Before MMM was started, I can remember many of the statements that people would levy against the use of PDAs and mobiles within faith practices. One of those statements went something like, “I feel closer to God when I’m reading on paper than on a screen like that.” Another was similar to it: “I’d be too tempted to do something else rather than read the Bible on there.” The common thread of these and other statements though was in the comparison of print and computer technologies, but how we filtered that technology as an enabling tool to spiritual transformations. In a very real sense, the technologies that we didn’t grow up with would always be seen as those which can take us away from the truth of what we believe and practice.
Its possible though that such a comparison opens up another window, one that we don’t measure to speak about all that much because there are very many assumptions about faith practices. For example, when walk with our brothers and sisters who believe that only the King James Bible is the true translation of the Bible (2 even-handed books on this: In the Beginning and God’s Secretaries), or those that feel that non-Psalm-derived hymns should not be sung in the assembly, we color this faith with a perspective that takes something that should enhance our viewpoints and practices (sacrament) to something that hinders it (idol).
Its with that lens that I urge us to pay attention to a discussion happening within many rabbinic circles about the smartphone and its influence on faith and practice (liturgy). Here are snippets of two articles:
Have you seen the video in which a worshipper smashes a smartphone during the traditional singing and dancing with Torah scrolls at a yeshiva in Jerusalem? Wonderful. The worshipper, who is following his rabbi’s orders, breaks the abominable device as the holy crowd cheers him on. The rabbi then says the man can bless those present, indicating that he has reached a higher level of spirituality. The angry rabbis from the Union of Communities for Purity of the Camp, who organized last summer’s mega-rally in New York in which they warned against the “dangers” of the smartphone, can sit back and smile.

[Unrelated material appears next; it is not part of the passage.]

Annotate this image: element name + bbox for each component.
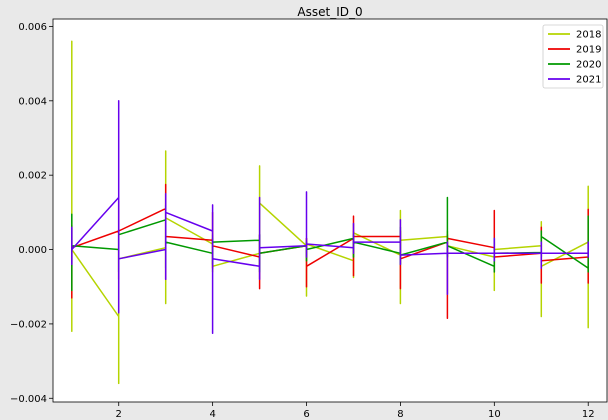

The phone-smashing ceremony at the yeshiva’s synagogue was idolatry, not Tikkun olam (repairing the world). In Judaism, when someone bows before a physical object, such as a cult image, he is an idol worshipper. Meaning, if someone attributes “divine” qualities, such the ability to work miracles, to inanimate objects, then he is considered to be on the same level as those whose idols were smashed by Abraham, the first patriarch of Israel. They thought their toys were gods, the idiots.
Read the rest of Ultra-Orthodox Idolatry at YNet News
Rabbi Yitzhak was asked to comment on the issue on the website of his “Shofar” organization, after pictures of him using a smartphone were posted on social networks and other websites.
The rabbi, famous for his involvement in activities which are centered on helping Jews to become more religious or observant, referred to those who criticized him as “fools”, likening them to people committing offenses against God.
Read the rest of Rabbi: I have special permit for iPhone at YNet News
With both articles, the question of spiritual authority comes into play, as well as the significance that we place upon any technologies that ascribe to making us grow closer to God, or run away from Him. How do your actions define the place of various technologies in your faith-life? Do you collect print Bibles not because of their additional commentary, but because of cover styles, fonts, and holidays? Does your mobile device rise and fall with the media’s proclamation of what’s best for the season, regardless of how much you are or aren’t getting out of the device?
Look, I don’t think we need to esteem these mobile devices as the next great sacrament. Nor, do we need to deride them as some great idol of a long ago prophecy. I do think that our viewpoint needs to begin and end with whether we have these tools in hand because we are growing mentally, socially, and spiritually in the kind of direction that speaks to the unity of the faith. From there, let’s keep the faith a product of our relationship with God and one another, not of one determined by what technologies we choose.